У Гурина в носу защекотало — растрогался, жалко лейтенанта стало: хороший человек. Пожал его руку и нагнулся за вещмешком и винтовкой.

— Ты вот что, — сказал лейтенант. — Винтовку свою мне оставь, а себе возьми автомат.

— Автомат? — обрадовался Гурин и тут же снял с плеча винтовку, положил. Подхватил с земли автомат, повесил себе на шею, улыбнулся лейтенанту благодарно. — Удобный какой: легкий, ловкий! — Ладонью погладил его, сжал крепко, схватил за шейку приклада — не верится в такое счастье. — Спасибо, товарищ лейтенант. До свидания!..

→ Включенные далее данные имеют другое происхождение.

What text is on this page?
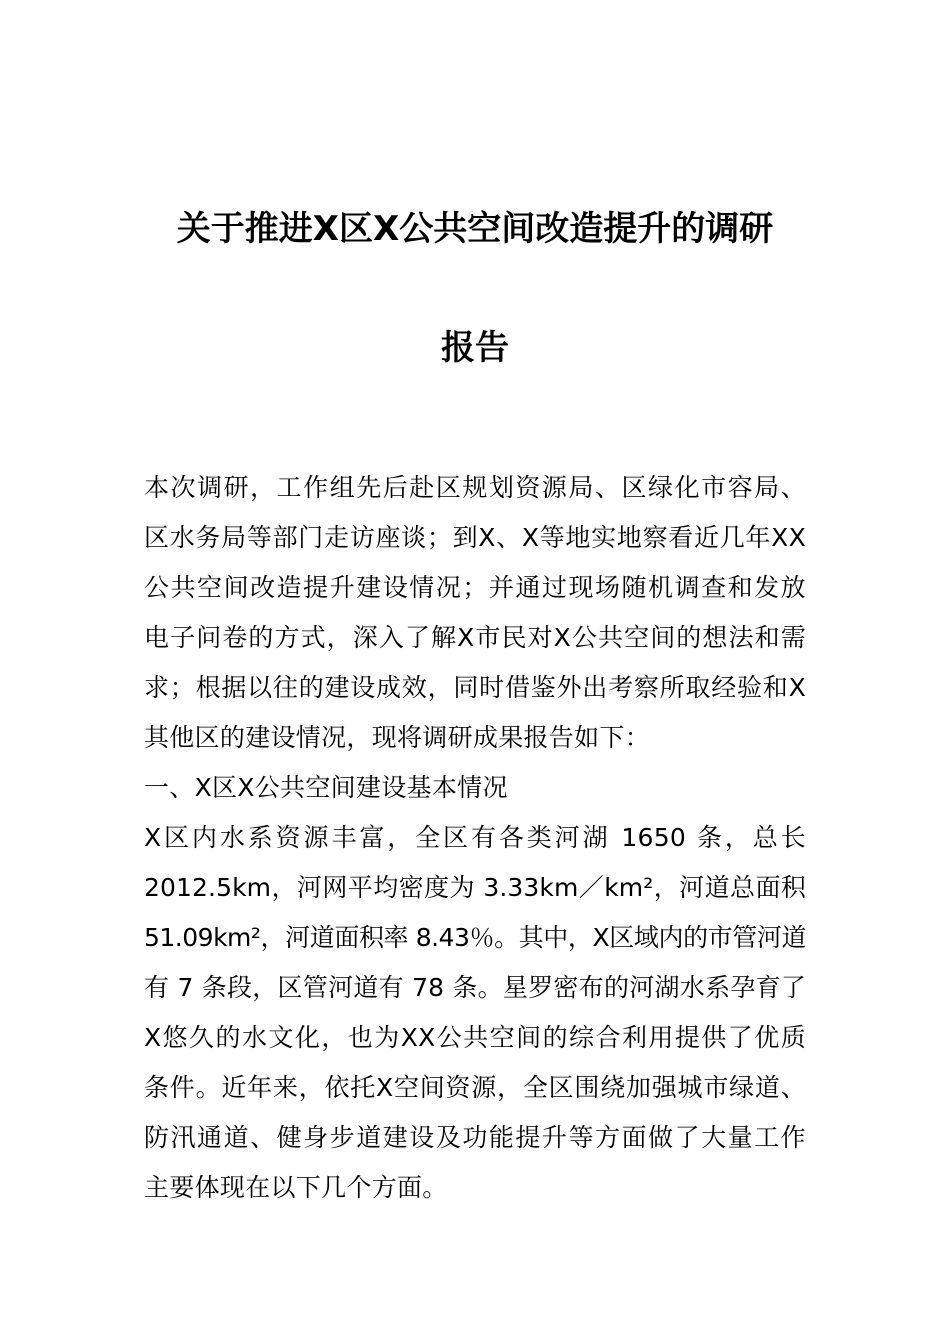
关于推进X区X公共空间改造提升的调研
报告
本次调研，工作组先后赴区规划资源局、区绿化市容局、
区水务局等部门走访座谈；到X、X等地实地察看近几年XX
公共空间改造提升建设情况；并通过现场随机调查和发放
电子问卷的方式，深入了解X市民对X公共空间的想法和需
求；根据以往的建设成效，同时借鉴外出考察所取经验和X
其他区的建设情况，现将调研成果报告如下：
一、X区X公共空间建设基本情况
X区内水系资源丰富，全区有各类河湖 1650 条，总长
2012.5km，河网平均密度为 3.33km／km²，河道总面积
51.09km²，河道面积率 8.43％。其中，X区域内的市管河道
有 7 条段，区管河道有 78 条。星罗密布的河湖水系孕育了
X悠久的水文化，也为XX公共空间的综合利用提供了优质
条件。近年来，依托X空间资源，全区围绕加强城市绿道、
防汛通道、健身步道建设及功能提升等方面做了大量工作
主要体现在以下几个方面。
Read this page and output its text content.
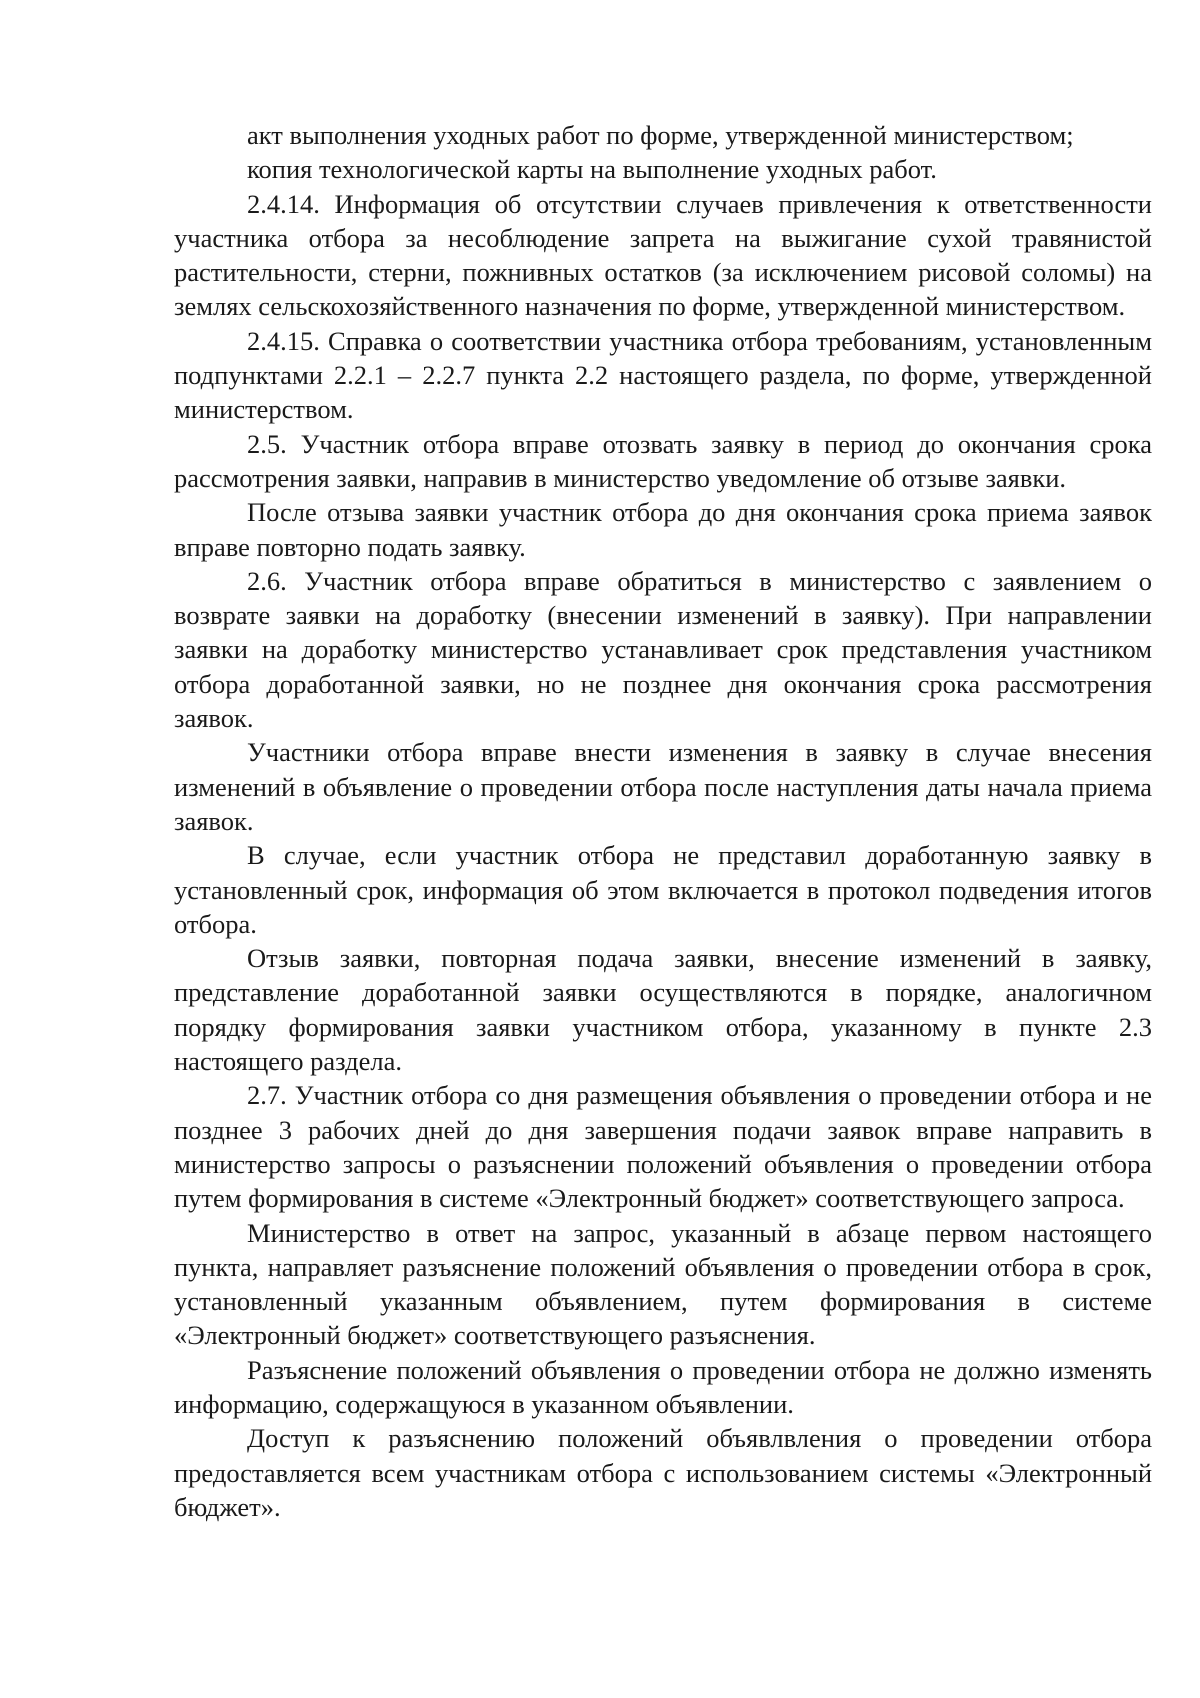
акт выполнения уходных работ по форме, утвержденной министерством;

копия технологической карты на выполнение уходных работ.

2.4.14. Информация об отсутствии случаев привлечения к ответственности участника отбора за несоблюдение запрета на выжигание сухой травянистой растительности, стерни, пожнивных остатков (за исключением рисовой соломы) на землях сельскохозяйственного назначения по форме, утвержденной министерством.

2.4.15. Справка о соответствии участника отбора требованиям, установленным подпунктами 2.2.1 – 2.2.7 пункта 2.2 настоящего раздела, по форме, утвержденной министерством.

2.5. Участник отбора вправе отозвать заявку в период до окончания срока рассмотрения заявки, направив в министерство уведомление об отзыве заявки.

После отзыва заявки участник отбора до дня окончания срока приема заявок вправе повторно подать заявку.

2.6. Участник отбора вправе обратиться в министерство с заявлением о возврате заявки на доработку (внесении изменений в заявку). При направлении заявки на доработку министерство устанавливает срок представления участником отбора доработанной заявки, но не позднее дня окончания срока рассмотрения заявок.

Участники отбора вправе внести изменения в заявку в случае внесения изменений в объявление о проведении отбора после наступления даты начала приема заявок.

В случае, если участник отбора не представил доработанную заявку в установленный срок, информация об этом включается в протокол подведения итогов отбора.

Отзыв заявки, повторная подача заявки, внесение изменений в заявку, представление доработанной заявки осуществляются в порядке, аналогичном порядку формирования заявки участником отбора, указанному в пункте 2.3 настоящего раздела.

2.7. Участник отбора со дня размещения объявления о проведении отбора и не позднее 3 рабочих дней до дня завершения подачи заявок вправе направить в министерство запросы о разъяснении положений объявления о проведении отбора путем формирования в системе «Электронный бюджет» соответствующего запроса.

Министерство в ответ на запрос, указанный в абзаце первом настоящего пункта, направляет разъяснение положений объявления о проведении отбора в срок, установленный указанным объявлением, путем формирования в системе «Электронный бюджет» соответствующего разъяснения.

Разъяснение положений объявления о проведении отбора не должно изменять информацию, содержащуюся в указанном объявлении.

Доступ к разъяснению положений объявлвления о проведении отбора предоставляется всем участникам отбора с использованием системы «Электронный бюджет».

И Гурин пошел. Идет, а руки на автомате держит — одну на приклад положил, а другую на кожух. Идет вразвалочку, точно так, как тот солдат, которого он впервые встретил на своей улице в день освобождения. Радость распирает Гурина, хочется показаться кому-то, покрасоваться, похвастаться. Но перед кем? Кого тут удивишь? Но ему все равно радостно, легко, будто награду получил. «Лейтенант наградил автоматом. За что?.. Спасибо ему! С этим будет полегче бегать и стрелять удобнее».